Finding the instance reference of an object

Craig Allen callen314 at gmail.com
Tue Nov 4 18:16:05 CET 2008


On Nov 4, 11:06 am, Joe Strout <j... at strout.net> wrote:
> On Nov 4, 2008, at 7:42 AM, Craig Allen wrote:
>
> > coming from C/C++ Python seemed to me call by reference, for the
> > pragmatic reason you said, modificaitons to function arguments do
> > affect the variable in the caller.  The confusing part of this then
> > comes when immutable objects are passed in.
>
> Yes, you stepped in the wrong direction right away and led yourself  
> into a morass of contradictions.
>
> The correct way to look at it is that a Python reference is like a C++  
> pointer.  C++ pointers are passed by value (unless you add & to  
...
> I'd be very interested in hearing whether, as a C/C++ user, the above  
> explanation is clear and makes sense to you.
>

joe, yes, it makes perfect sense. In my defense my priority was
figuring out what was going on in terms of what happens passing in
various types of arguments, rather than what things are called. Also,
as a C/C++ programmer my perspective is that the program is the
interpreter, and so I try to think what the interpreter is doing.
This is ke because after 15 years of statically linked languages (no
one calls them this any more due to dynamically linked libraries) you
get used to things evaporating at compile time, the name "x" for a
variable has no status as a real entity at run time. It is a name
through which you communicate with the compiler only, the compiler has
no need to represent it in the runtime program.  I think a lot of this
language history is based on terminology that does not have to
consider this name as a real entity at runtime.

When you consider the status of the entity "x" in "x=1" in python, it
is a pointer, and python looks like pass by value.

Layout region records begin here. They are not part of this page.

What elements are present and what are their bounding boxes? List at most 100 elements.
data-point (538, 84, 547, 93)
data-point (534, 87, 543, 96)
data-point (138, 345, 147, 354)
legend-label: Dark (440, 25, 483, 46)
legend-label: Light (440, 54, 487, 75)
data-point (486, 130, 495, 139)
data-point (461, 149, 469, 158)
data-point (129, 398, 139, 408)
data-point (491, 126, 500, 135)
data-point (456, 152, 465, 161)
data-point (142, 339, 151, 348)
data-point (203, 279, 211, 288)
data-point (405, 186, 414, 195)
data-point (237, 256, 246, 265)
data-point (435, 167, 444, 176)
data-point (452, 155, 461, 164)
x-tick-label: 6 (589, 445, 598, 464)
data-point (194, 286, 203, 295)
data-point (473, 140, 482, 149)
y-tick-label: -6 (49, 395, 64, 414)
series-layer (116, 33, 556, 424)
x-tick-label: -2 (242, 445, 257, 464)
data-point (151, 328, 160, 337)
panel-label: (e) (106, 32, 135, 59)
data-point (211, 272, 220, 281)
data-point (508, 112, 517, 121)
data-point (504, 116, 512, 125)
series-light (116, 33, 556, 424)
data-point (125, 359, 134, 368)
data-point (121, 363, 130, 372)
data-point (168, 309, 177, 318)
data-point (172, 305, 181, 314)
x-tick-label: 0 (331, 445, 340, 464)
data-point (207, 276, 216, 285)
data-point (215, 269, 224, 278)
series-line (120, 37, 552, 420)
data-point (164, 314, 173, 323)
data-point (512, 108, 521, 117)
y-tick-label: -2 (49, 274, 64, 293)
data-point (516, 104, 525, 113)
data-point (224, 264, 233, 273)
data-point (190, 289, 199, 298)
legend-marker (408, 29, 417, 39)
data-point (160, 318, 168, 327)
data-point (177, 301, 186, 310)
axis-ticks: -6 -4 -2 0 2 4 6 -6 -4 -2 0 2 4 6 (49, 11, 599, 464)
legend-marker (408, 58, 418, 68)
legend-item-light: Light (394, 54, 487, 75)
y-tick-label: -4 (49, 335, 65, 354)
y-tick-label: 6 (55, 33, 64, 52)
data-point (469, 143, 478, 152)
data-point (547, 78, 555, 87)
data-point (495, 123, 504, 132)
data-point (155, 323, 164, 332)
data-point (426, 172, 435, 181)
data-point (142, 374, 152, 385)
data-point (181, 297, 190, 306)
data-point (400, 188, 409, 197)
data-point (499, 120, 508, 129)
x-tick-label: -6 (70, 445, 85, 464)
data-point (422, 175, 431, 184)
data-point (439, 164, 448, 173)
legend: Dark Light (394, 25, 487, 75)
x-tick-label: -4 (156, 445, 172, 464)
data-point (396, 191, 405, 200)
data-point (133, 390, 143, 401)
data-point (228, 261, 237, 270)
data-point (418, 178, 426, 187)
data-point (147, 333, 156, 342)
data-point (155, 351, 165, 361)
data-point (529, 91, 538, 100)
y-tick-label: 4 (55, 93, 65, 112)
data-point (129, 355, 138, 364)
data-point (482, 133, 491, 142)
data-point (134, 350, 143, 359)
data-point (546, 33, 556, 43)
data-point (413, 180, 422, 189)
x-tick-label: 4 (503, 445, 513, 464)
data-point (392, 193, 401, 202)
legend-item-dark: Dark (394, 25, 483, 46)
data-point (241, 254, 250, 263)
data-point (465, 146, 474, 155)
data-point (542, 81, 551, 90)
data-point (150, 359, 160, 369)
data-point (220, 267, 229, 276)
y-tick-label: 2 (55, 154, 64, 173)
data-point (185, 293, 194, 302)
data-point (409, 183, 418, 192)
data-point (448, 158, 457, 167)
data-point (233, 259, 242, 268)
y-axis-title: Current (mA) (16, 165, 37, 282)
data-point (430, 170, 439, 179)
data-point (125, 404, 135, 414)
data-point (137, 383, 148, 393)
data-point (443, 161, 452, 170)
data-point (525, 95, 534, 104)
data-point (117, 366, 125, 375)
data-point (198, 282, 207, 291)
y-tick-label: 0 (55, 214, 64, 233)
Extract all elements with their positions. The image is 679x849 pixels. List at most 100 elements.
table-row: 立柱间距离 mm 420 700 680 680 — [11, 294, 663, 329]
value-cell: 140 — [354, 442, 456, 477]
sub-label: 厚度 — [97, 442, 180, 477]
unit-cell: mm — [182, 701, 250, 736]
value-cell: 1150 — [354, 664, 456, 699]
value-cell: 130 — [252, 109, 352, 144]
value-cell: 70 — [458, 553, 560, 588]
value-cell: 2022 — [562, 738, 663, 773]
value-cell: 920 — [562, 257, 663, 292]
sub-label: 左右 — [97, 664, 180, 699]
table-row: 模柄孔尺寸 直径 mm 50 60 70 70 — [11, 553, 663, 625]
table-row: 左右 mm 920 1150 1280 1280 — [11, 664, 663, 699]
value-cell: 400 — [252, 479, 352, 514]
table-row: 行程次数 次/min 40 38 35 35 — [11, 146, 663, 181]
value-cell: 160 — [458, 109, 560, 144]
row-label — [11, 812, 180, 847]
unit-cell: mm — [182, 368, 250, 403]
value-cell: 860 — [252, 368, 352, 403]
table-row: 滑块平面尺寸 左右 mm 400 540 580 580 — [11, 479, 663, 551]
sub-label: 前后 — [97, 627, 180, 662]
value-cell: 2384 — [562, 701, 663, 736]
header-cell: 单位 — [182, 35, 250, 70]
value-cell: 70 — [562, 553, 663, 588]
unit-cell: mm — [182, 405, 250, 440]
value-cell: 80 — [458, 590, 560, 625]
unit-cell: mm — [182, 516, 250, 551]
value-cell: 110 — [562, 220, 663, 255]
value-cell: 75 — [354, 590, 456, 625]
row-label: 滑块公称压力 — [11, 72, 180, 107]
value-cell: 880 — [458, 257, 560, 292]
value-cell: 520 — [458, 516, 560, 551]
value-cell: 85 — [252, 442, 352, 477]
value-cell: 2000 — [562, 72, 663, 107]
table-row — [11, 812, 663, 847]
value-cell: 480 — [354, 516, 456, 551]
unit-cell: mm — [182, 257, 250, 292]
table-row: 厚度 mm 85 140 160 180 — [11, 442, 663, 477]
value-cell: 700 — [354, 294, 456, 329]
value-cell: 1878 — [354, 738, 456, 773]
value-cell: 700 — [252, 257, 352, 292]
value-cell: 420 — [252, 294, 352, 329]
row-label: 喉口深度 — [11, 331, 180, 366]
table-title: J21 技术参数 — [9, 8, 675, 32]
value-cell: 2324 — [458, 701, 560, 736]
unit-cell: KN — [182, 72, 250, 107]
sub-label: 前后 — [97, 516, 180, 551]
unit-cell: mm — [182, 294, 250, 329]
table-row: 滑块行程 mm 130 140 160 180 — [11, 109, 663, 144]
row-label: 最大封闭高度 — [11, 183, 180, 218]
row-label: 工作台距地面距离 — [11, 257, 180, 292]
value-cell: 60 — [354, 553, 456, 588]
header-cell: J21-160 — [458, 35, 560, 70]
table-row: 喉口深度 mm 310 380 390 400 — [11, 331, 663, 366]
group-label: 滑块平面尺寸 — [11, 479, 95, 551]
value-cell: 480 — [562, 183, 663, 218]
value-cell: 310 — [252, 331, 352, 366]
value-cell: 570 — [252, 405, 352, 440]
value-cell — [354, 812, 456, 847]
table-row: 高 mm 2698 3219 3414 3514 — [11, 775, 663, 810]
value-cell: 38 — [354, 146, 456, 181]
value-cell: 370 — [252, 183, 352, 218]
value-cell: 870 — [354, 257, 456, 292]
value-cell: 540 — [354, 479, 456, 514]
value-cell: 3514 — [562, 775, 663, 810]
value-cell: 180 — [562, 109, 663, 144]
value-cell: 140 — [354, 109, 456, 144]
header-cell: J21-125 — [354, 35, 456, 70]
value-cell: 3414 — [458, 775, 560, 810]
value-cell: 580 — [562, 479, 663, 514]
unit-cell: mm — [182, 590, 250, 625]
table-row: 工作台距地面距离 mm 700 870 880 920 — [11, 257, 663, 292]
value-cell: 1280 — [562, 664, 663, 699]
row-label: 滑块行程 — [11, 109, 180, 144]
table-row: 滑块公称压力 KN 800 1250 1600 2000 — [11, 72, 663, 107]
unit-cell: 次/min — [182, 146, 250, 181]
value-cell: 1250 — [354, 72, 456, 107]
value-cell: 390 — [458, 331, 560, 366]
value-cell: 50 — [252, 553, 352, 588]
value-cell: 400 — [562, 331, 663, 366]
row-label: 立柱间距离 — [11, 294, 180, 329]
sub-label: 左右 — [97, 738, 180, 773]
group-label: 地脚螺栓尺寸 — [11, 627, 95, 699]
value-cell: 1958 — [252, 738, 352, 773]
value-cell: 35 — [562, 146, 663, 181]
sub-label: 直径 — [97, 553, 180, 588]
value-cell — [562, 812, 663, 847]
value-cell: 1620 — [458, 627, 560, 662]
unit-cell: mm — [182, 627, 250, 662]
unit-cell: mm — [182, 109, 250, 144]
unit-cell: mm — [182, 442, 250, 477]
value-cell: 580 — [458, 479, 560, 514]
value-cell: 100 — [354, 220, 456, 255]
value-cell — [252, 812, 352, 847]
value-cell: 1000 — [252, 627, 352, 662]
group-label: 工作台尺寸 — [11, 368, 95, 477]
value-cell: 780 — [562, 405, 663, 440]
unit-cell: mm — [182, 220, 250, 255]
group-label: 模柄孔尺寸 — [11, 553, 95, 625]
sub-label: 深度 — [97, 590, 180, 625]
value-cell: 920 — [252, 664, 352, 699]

The need for a different name comes from the fact that using pointers
ubiquitously like this leads to behavior much more like pass by
reference.

I'm open to pass-by-sharing, or pass-by-object, but neither is
perticularly intuitive, not as obvious in meaning as pass-by-val or
pass-by-reference (or call-by-xxx). I suppose I'd like pass-by-name as
more a description, as "name" to me has a similar sense to pointer, at
least in a language that preserves the name as a runtime entitity
(making C/C++ languages which compile away names).

What happens in python is clear to me, I think I understand what the
program, CPython is doing... the language still needs to settle.

Thanks for the reply, it does help me find a better way to discuss
what I understand about python and calling mechanics in general.